Robby Idong mengatakan Sikka tidak mungkin menjadi daerah yang maju, kalau belum semua masyarakat menikmati aliran listrik. Tidak mungkin menjadi daerah yang berdaya saing ketika infrastruktur dasar masih buruk. Tidak mungkin menjadi daerah yang sejahtera, kalau masih banyak masyarakat belum menikmati air bersih. Tidak mungkin menjadi daerah yang mandiri di bidang pangan, kalau sejumlah lahan pertanian masih menjadi lahan tidur.
“Kita harus menyelesaikan semua masalah ini secara cepat. Itu artinya kita harus memiliki komitmen yang kuat dalam membangun kerja sama solid tanpa membeda-bedakan latar belakang sosial politik. Hanya dengan komitmen yang kuat dan kerja sama yang solid, kita mampu menyelesaikan persoalan yang dihadapi untuk membangun Nian Tanah tercinta,” ungakp Robby Idong di depan Wakil Bupati Sikka Romanus Woga, jajaran Forkopimda, dan sejumlah pimpinan organisasi perangkat daerah (OPD).
Dia lalu menyebutkan permasalahan-permasalahan mendasar yang menuntut penyelesaian. Si bidang pendidikan, masih rendahnya tingkat pendidikan masyarakat, termasuk angka rata-rata lama sekolah baru sekitar 6,56 yang tergolong rendah. Di bidang kesehatan, masih rendahnya derajat kesehatan masyarakat. Lalu angka lematian ibu dan bayi serta angka kesakutan yang relatif tinggi menjadi masalah utama.
Di bidang perekonomian, dia menyebut belum kokoh, belum maju, dan belum adil. PDRB per kapita baru mencapai Rp 13.610.000, pengeluaran per kapita sebesar Rp 7.855.000. sementara itu pertumbuhan ekonomi 5,22 persen.
Dia menyinggung juga bidang refomasi birokrasi, yang disebut sebagai masih mengalami tantangan. Menurut dia, hak ini disebabkan oleh kinerja pemerintah yang belum optimal ditandai dengan masih relatif rendahnya kinerja aparatir dalam pelayanan publik serta kapasitas dan akuntabilitas kibnerja birokrasi yang masih rendah.

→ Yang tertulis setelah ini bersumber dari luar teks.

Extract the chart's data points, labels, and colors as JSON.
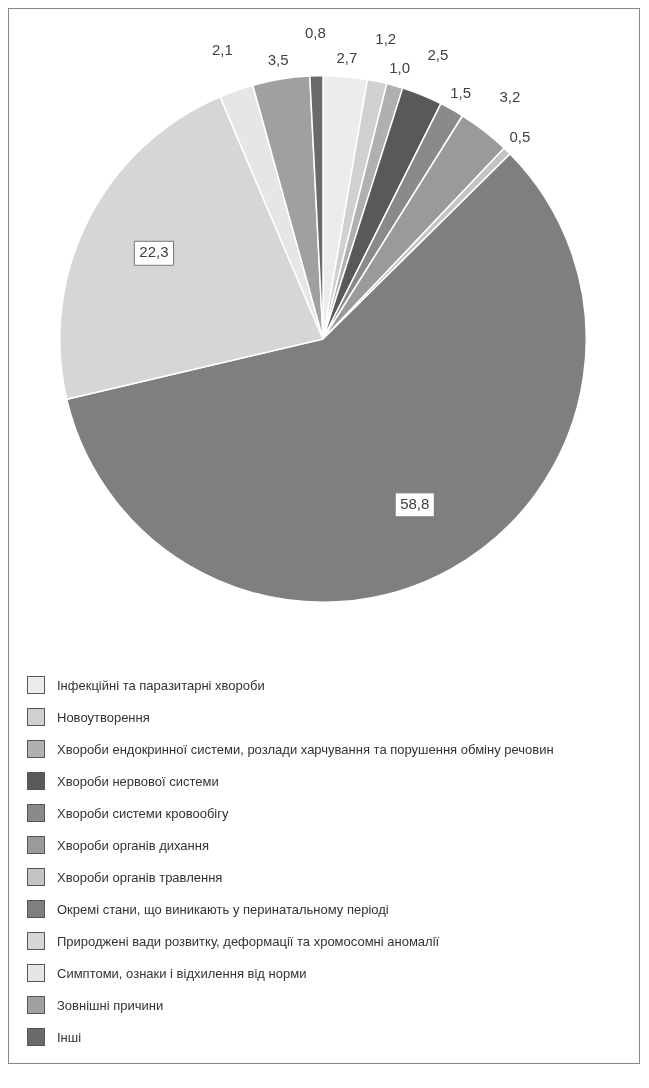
{
  "chart_data": {
    "type": "pie",
    "categories": [
      "Інфекційні та паразитарні хвороби",
      "Новоутворення",
      "Хвороби ендокринної системи, розлади харчування та порушення обміну речовин",
      "Хвороби нервової системи",
      "Хвороби системи кровообігу",
      "Хвороби органів дихання",
      "Хвороби органів травлення",
      "Окремі стани, що виникають у перинатальному періоді",
      "Природжені вади розвитку, деформації та хромосомні аномалії",
      "Симптоми, ознаки і відхилення від норми",
      "Зовнішні причини",
      "Інші"
    ],
    "values": [
      2.7,
      1.2,
      1.0,
      2.5,
      1.5,
      3.2,
      0.5,
      58.8,
      22.3,
      2.1,
      3.5,
      0.8
    ],
    "value_labels": [
      "2,7",
      "1,2",
      "1,0",
      "2,5",
      "1,5",
      "3,2",
      "0,5",
      "58,8",
      "22,3",
      "2,1",
      "3,5",
      "0,8"
    ],
    "colors": [
      "#ececec",
      "#d0d0d0",
      "#b0b0b0",
      "#595959",
      "#8a8a8a",
      "#9a9a9a",
      "#c4c4c4",
      "#7f7f7f",
      "#d6d6d6",
      "#e6e6e6",
      "#a0a0a0",
      "#6a6a6a"
    ],
    "legend": "bottom"
  }
}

Robby Idong menambahkan Kabupaten Sikka dihadapkan pada beberapa problem, antara lain ancaman bencana kekeringan dan wabah rabies yang sedang merajalela, serta pengelolaan lingkungan hidup yang berpotensi meruak lingkungan hidup.
“Pemerintah tentu tidak berpangku tangan. Namun dengan kemampuan yang ada kita kerahkan untuk mengatasi berbagai problem yang terjadi. Terhadap kondisi lingkungan hidup, pemerintah terus berupaya menjaga kelestariannya demi kepentingan generasi masa kini teristimewa generasi yang akan datang,” ujar dia.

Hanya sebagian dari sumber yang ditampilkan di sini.